NASA has picked Boeing to develop a demonstrator of a truss-braced-wing narrowbody aircraft, part of a programme aimed at advancing technologies that could make the next single-aisle commercial aircraft 30% more efficient.
The agency will provide $425 million to fund of the project’s expected $1.15 billion cost, with Boeing and its commercial partners contributing the balance of an expected $725 million, NASA said on 18 January.
NASA had previously revealed its intention to develop a narrowbody demonstrator but had not disclosed its project partner or the aircraft’s design. Agency officials say their work could advance and prove out technologies that might be incorporated into a new single-aisle aircraft entering service in the 2030s.
“NASA has selected Boeing as our partner in designing, building and flying a brand-new large-scale experimental airplane called the Sustainable Flight Demonstrator,” says NASA administrator Bill Nelson. “Boeing’s concept is a transonic truss-braced wing single-aisle aircraft, which is scheduled to fly in 2028.”
NASA expects the demonstrator’s flight-test programme will last about one year, with some flight testing happening from its Armstrong Flight Research Center in California.
Boeing chief technology officer Todd Citron says the partnership with help equip “future airplanes with breakthrough technologies”. The truss-brace design’s high-mounted wings “free up underwing space for advanced propulsion systems”, he adds.
Boeing will develop the demonstrator using an airframe from an existing single-aisle aircraft, officials say. The manufacturer has not yet disclosed other project partners.
The airframer on 18 January released an image showing two truss-braced concepts, one labelled VS-1 and the other VS-2. The aircraft shown have long wings mounted atop their fuselages, supported by trusses and carrying apparent large-diameter turbofans.

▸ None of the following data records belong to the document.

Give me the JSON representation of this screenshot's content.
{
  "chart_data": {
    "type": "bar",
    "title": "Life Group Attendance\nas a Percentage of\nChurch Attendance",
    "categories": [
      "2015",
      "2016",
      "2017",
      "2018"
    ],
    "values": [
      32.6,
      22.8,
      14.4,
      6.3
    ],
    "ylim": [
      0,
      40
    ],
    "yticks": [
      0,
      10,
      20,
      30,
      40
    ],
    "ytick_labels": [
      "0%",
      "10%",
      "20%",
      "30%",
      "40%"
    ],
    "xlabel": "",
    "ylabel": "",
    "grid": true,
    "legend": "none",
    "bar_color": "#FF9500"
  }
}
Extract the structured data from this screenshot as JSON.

“It’s our plan to demonstrate this extra long, thin wing – stabilised by the braces – that will make commercial airliners much more fuel efficient by [reducing] drag,” Nelson says. “Boeing’s proposed design could make a significant contribution toward our goal of improving fuel efficiency by as much as 30%.”

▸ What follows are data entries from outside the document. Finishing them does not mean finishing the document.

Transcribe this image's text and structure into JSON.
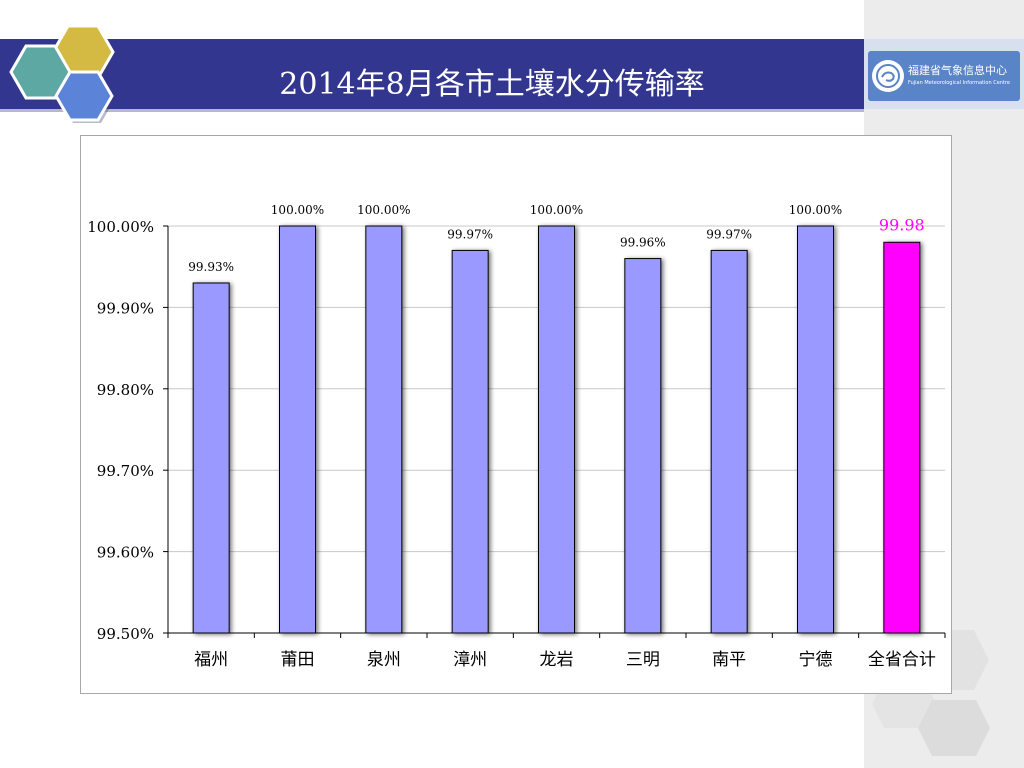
{
  "slide": {
    "title": "2014年8月各市土壤水分传输率"
  },
  "logo": {
    "name": "福建省气象信息中心",
    "subtitle": "Fujian Meteorological Information Centre"
  },
  "colors": {
    "title_band": "#33368f",
    "bar_default": "#9999ff",
    "bar_highlight": "#ff00ff",
    "label_highlight": "#ff00ff"
  },
  "chart_data": {
    "type": "bar",
    "categories": [
      "福州",
      "莆田",
      "泉州",
      "漳州",
      "龙岩",
      "三明",
      "南平",
      "宁德",
      "全省合计"
    ],
    "values": [
      99.93,
      100.0,
      100.0,
      99.97,
      100.0,
      99.96,
      99.97,
      100.0,
      99.98
    ],
    "data_labels": [
      "99.93%",
      "100.00%",
      "100.00%",
      "99.97%",
      "100.00%",
      "99.96%",
      "99.97%",
      "100.00%",
      "99.98"
    ],
    "highlight_index": 8,
    "ylim": [
      99.5,
      100.0
    ],
    "y_ticks": [
      99.5,
      99.6,
      99.7,
      99.8,
      99.9,
      100.0
    ],
    "y_tick_labels": [
      "99.50%",
      "99.60%",
      "99.70%",
      "99.80%",
      "99.90%",
      "100.00%"
    ],
    "grid": true,
    "legend": "none"
  }
}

Long, slender wings have increased aspect ratios, providing more lift and improved aerodynamic efficiency. Trusses provide structure support such wings need.
But the designs add complexity. They have joints and differing load paths. Engineers must address buffet, icing and powerplant-integration challenges. The longer wings also create space challenges at airports.
Aerospace analyst Michel Merluzeau with consultancy AIR cautions that NASA’s effort “does not mean in any way” that Boeing’s next narrowbody jet will have a truss-braced wing.
“It’s an avenue that is being explored,” he says.
The demonstrator project falls under NASA’s Sustainable Flight National Partnership (SFNP), a project revealed in 2021 that encompasses several previously existing technology efforts. Those include development of “compact” turbofan cores, hybrid-electric propulsion technologies and advanced composite manufacturing methods. NASA has said such technologies, combined with something like a truss-braced wing, can deliver the 30% efficiency improvement.
The demonstrator is the “largest, most-ambitious project under” SFNP, says Robert Pearce, associate administrator of NASA’s Aeronautics Research Mission Directorate. “This is an experimental aircraft… This is high-risk technology.”
NASA had previously aimed to fly its single-aisle demonstrator as soon as late 2025. The new timeline – with first flight pegged for 2028 – reflects a realistic review of the programme’s complexity and budgeting, NASA says.
In soliciting partners to develop the demonstrator, NASA received “several excellent” proposals, though Nelson says Boeing’s was “by far the best”.
“NASA selected Boeing… based on their design concept… their plan [for] addressing key technology gaps and their potential commercialisation,” he adds.
NASA researchers have in the last decade studied various efficiency improving technologies that could be practical for jets that will replace today’s narrowbody aircraft – meaning Boeing’s 737 and Airbus’s A320neo-family of jets.
It has evaluated designs such as “double-bubble” fuselages, aircraft with “blended-wing” bodies and the truss-brace concept.
NASA previously partnered with Boeing to advance the truss-brace design via its Subsonic Ultra Green Aircraft Research programme.
In 2019, Boeing revealed a conceptual Mach 0.8 truss-braced airliner featuring folding wings with a span of about 52m (170ft). By comparison, the wings of a Boeing 737 have a span of around 35m. Boeing says it has already spent $110 million in “recent phases of sustainable aviation research”.
“We have been… working on tech like this for well over 15 years,” says NASA’s Pearce.
Boeing is widely expected in the 2030s to bring to market a new narrowbody aircraft to replace 737s.
NASA deputy administrator Pam Melroy describes the demonstrator programme as reflecting “NASA’s commitment to reducing carbon emissions in the air transportation system”.
This year, NASA intends to complete first flight of two other demonstrators: X-59, a supersonic aircraft designed to have a quieter sonic boom, and an all-electric experimental aircraft called X-57.